Cyclophosphamide-induced type-1 diabetes in the NOD mouse is associated with a reduction of CD4+CD25+Foxp3+ regulatory T cells.

Regulatory T cells (Tregs) have been implicated as key players in immune tolerance as well as suppression of antitumor responses. The chemotherapeutic alkylating agent cyclophosphamide (CY) is widely used in the treatment of tumors and some autoimmune conditions. Although previous data has demonstrated that Tregs may be preferentially affected by CY, its relevance in promoting autoimmune conditions has not been addressed. The nonobese diabetic mouse spontaneously develops type-1 diabetes (T1D). We demonstrate in this study that CY targets CD4+CD25+Foxp3+ Tregs in vivo. CD4+CD25+ T cells isolated from CY-treated mice display reduced suppressive activity in vitro and increased expression of apoptotic markers. Although Treg numbers rapidly recovered to pretreatment levels in the peripheral lymphoid tissues, Tregs failed to recover proportionally within pancreatic infiltrates.
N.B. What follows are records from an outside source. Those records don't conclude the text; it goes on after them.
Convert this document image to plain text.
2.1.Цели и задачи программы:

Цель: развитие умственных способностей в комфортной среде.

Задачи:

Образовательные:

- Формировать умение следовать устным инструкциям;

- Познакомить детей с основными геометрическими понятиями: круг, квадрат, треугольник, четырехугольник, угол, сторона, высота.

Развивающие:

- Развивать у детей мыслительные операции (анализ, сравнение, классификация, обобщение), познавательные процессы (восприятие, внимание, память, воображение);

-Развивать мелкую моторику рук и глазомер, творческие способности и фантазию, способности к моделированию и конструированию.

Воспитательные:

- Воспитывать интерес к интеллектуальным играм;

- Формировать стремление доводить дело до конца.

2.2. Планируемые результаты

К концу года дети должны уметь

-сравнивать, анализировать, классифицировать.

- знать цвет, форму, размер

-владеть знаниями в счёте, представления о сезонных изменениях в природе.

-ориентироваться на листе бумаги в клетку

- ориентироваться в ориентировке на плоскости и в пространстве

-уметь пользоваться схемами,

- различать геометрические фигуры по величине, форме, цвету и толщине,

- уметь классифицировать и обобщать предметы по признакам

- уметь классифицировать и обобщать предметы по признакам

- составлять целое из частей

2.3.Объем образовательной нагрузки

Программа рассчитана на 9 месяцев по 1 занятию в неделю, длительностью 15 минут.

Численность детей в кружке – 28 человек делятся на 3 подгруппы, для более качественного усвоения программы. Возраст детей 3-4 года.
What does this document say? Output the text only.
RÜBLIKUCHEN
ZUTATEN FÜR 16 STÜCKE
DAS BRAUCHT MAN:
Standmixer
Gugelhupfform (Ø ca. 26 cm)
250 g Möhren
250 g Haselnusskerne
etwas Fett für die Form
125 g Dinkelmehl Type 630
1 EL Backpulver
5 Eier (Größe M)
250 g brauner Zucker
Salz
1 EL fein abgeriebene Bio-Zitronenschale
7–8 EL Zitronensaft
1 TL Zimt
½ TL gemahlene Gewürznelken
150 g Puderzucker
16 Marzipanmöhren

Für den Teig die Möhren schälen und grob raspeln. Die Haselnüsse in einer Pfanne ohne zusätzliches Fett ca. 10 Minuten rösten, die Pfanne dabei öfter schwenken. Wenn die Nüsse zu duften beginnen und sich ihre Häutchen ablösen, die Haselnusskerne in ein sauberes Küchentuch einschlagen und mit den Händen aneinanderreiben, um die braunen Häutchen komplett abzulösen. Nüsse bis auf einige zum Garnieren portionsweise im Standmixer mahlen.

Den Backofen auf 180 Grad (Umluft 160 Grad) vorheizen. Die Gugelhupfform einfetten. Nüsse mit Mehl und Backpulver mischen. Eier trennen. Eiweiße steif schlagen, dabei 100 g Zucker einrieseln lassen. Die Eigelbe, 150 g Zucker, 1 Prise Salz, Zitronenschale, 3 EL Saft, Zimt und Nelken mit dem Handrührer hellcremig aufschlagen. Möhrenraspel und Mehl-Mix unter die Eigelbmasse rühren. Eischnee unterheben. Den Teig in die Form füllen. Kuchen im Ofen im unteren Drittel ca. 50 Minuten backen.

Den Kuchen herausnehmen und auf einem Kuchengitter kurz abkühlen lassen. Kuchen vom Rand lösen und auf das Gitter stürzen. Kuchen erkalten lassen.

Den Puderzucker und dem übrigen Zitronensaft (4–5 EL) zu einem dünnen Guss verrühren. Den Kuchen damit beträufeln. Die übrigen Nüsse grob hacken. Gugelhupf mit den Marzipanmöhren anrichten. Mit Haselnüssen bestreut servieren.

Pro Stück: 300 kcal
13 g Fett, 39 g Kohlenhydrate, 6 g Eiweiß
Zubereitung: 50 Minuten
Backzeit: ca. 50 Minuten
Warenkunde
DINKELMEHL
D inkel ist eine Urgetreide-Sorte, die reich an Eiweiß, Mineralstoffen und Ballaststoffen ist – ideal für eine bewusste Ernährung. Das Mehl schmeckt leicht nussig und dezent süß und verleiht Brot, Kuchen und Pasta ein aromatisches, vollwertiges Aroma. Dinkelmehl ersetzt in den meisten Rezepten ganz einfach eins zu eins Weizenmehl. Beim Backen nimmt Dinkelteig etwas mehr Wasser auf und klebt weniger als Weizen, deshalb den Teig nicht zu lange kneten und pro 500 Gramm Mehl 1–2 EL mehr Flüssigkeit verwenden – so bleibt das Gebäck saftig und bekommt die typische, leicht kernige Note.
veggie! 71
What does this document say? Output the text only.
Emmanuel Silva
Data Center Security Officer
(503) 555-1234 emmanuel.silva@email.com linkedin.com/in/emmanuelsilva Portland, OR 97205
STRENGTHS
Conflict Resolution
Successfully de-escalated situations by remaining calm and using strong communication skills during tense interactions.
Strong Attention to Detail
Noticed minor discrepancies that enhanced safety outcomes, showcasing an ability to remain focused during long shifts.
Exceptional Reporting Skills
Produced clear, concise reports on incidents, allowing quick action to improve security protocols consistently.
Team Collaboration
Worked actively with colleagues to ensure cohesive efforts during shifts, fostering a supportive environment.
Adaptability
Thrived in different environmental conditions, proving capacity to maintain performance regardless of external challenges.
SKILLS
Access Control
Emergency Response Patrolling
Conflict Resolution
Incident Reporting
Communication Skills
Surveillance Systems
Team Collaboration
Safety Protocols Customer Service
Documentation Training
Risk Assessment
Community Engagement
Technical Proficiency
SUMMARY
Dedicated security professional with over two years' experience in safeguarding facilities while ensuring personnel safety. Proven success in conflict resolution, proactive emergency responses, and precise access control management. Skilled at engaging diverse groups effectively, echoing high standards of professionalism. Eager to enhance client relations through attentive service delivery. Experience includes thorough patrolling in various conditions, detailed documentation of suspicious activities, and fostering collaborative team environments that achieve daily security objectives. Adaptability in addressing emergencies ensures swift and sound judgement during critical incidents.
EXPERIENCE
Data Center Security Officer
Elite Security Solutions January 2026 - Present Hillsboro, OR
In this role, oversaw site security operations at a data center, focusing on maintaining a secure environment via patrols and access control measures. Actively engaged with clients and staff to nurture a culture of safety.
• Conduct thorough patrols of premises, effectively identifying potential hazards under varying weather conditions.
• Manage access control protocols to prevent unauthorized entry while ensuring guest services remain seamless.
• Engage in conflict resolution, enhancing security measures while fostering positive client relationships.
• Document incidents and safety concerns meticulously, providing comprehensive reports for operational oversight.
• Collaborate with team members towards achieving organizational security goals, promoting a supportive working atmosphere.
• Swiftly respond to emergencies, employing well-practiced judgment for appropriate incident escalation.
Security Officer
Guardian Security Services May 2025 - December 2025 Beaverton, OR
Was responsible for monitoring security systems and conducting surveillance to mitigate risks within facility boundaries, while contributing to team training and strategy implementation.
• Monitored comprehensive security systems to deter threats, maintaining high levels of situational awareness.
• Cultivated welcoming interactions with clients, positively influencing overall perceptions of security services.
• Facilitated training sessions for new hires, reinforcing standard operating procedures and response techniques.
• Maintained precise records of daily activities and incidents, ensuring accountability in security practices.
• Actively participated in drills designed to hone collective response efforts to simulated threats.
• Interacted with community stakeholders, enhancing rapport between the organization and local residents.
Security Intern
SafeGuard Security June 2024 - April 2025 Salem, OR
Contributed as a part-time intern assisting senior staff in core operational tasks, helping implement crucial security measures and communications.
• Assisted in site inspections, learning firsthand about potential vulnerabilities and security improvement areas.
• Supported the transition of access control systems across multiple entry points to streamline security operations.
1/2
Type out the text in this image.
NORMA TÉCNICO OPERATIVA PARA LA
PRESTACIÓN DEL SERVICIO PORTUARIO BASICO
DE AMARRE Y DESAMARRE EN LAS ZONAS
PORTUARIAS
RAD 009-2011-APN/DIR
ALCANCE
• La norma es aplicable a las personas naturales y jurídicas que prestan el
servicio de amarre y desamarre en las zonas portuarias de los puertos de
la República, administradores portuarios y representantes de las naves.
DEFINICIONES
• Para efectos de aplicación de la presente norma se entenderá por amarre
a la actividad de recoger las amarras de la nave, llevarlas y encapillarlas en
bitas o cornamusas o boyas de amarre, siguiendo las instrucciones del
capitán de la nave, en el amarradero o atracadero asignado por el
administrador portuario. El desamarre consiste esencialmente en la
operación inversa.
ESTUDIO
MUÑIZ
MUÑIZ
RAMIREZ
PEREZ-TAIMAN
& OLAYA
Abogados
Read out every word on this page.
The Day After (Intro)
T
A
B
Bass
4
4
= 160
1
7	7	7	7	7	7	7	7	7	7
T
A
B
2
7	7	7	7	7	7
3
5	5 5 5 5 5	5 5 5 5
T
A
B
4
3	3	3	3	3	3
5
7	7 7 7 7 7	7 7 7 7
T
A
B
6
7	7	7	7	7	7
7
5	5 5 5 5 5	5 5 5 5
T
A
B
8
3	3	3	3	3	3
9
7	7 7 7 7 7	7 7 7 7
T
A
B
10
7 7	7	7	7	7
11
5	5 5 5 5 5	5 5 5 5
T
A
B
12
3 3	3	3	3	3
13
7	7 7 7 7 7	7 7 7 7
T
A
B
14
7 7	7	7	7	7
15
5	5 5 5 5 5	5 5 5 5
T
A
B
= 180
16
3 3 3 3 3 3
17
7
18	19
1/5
T1D progression was effectively prevented by adoptive transfer of a small number of islet Ag-specific CD4+CD25+ Tregs to CY-treated recipients. Prevention of T1D was associated with reduced T cell activation and higher Treg proportions in the pancreas. We conclude that acceleration of T1D by CY is associated with a reduction in CD4+CD25+Foxp3+ Tregs and can be prevented by transfer of CD4+CD25+ Tregs.